Train Internal Teams
Educate HR personnel, recruiters, and legal/compliance teams about the new law so prohibited clauses don’t appear in future contracts.
Communicate with Workers
Inform your workforce and new hires about their rights to avoid misunderstandings around departure obligations.
Consult Legal Counsel
Work with qualified employment law attorneys, especially if you currently use or plan to use loan-based incentive structures, training investments, or repayment obligations. Given AB 692’s complexity and significant non-compliance penalties, professional legal guidance is essential to ensure your specific practices meet requirements.
AB 692 in the Broader Regulatory Context
AB 692 arrives while California trucking companies still adjust to other significant regulatory changes. AB5’s restrictions on independent contractor classification have already forced many carriers to reclassify owner-operators as employees. Now AB 692 limits how companies structure employment terms for those workers.
This dual regulatory pressure creates a challenging environment.

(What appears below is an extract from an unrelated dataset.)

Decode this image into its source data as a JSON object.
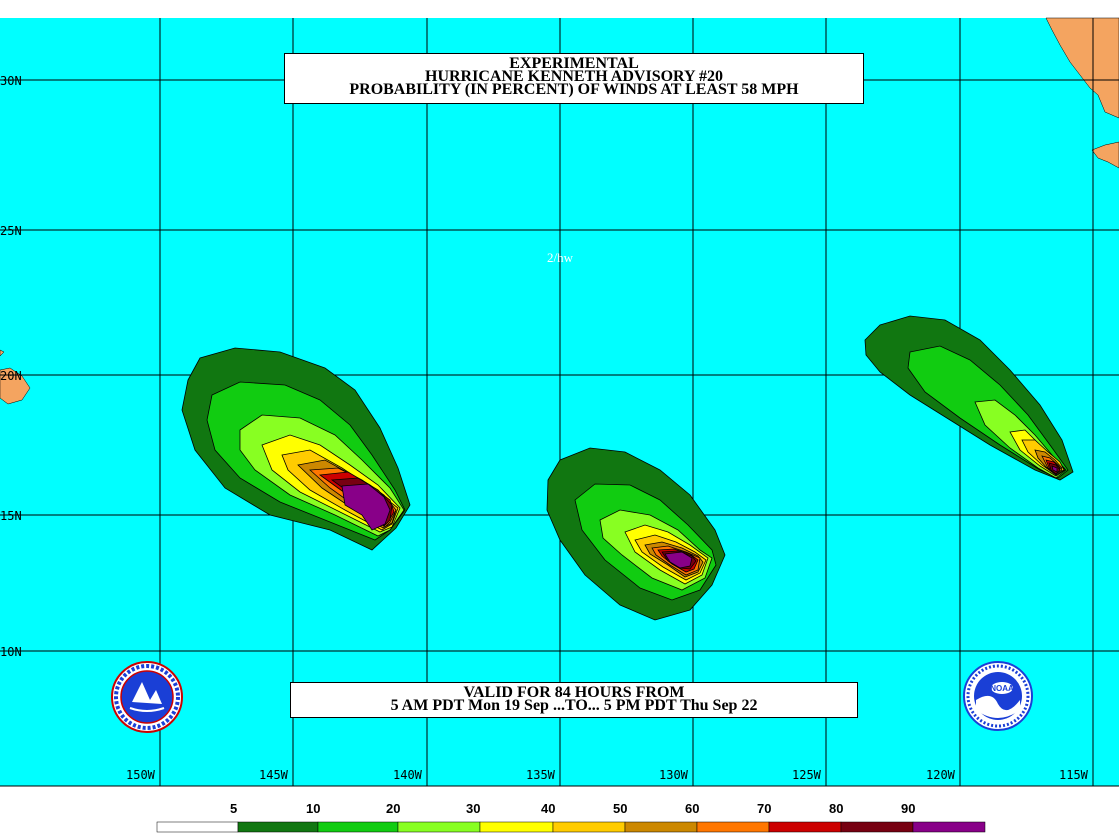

Carriers must hire drivers as employees while facing restrictions on training investment recoupment and retention incentive structuring. For many companies, this requires fundamental rethinking of recruitment and retention strategies.
Beyond California, similar laws are under consideration in other states. Federal agencies including the Consumer Financial Protection Bureau and Federal Trade Commission have increased scrutiny of training repayment agreements across industries. California developments often signal broader national trends.
Moving Forward: Strategic Adaptation
AB 692 California trucking regulations represent a significant shift in employment law, reaching deeply into how transportation industries recruit, train, and retain workers.
For trucking employers, compliance requires more than quick contract edits. It demands rethinking the old “we pay, you stay” model. Companies that adapt quickly by investing in genuine driver development, creating supportive work environments, and building retention strategies based on positive workplace culture rather than contractual obligations may find themselves with competitive advantages.
On the flip side, AB 692 offers drivers, especially those in demanding fields like trucking, greater freedom and protection from exploitative debt-based agreements. In an industry where the human element remains irreplaceable, treating drivers as valued professionals rather than contractual obligations may prove the best business strategy.
If you’re a carrier, recruiter, or fleet manager working with or in California, now is the time to plan. Review, revise, and rebuild your incentive and training-cost structures. The alternative isn’t just legal risk, it could hamper recruitment, retention, and workforce trust.
IMPORTANT LEGAL DISCLAIMER:
This article is for general informational and educational purposes only and does not constitute legal advice. AB 692 involves complex legal requirements with significant compliance obligations and penalties. Every trucking company’s situation is unique, and the information provided here may not apply to your specific circumstances.
Before making any changes to your employment contracts, training agreements, bonus structures, or retention programs, you should consult with a qualified employment law attorney who is familiar with California labor law and can provide specific advice tailored to your business operations. Do not rely solely on this article when making legal or business decisions regarding AB 692 compliance.
The authors and publishers of this article are not responsible for any actions taken or not taken based on the information provided herein.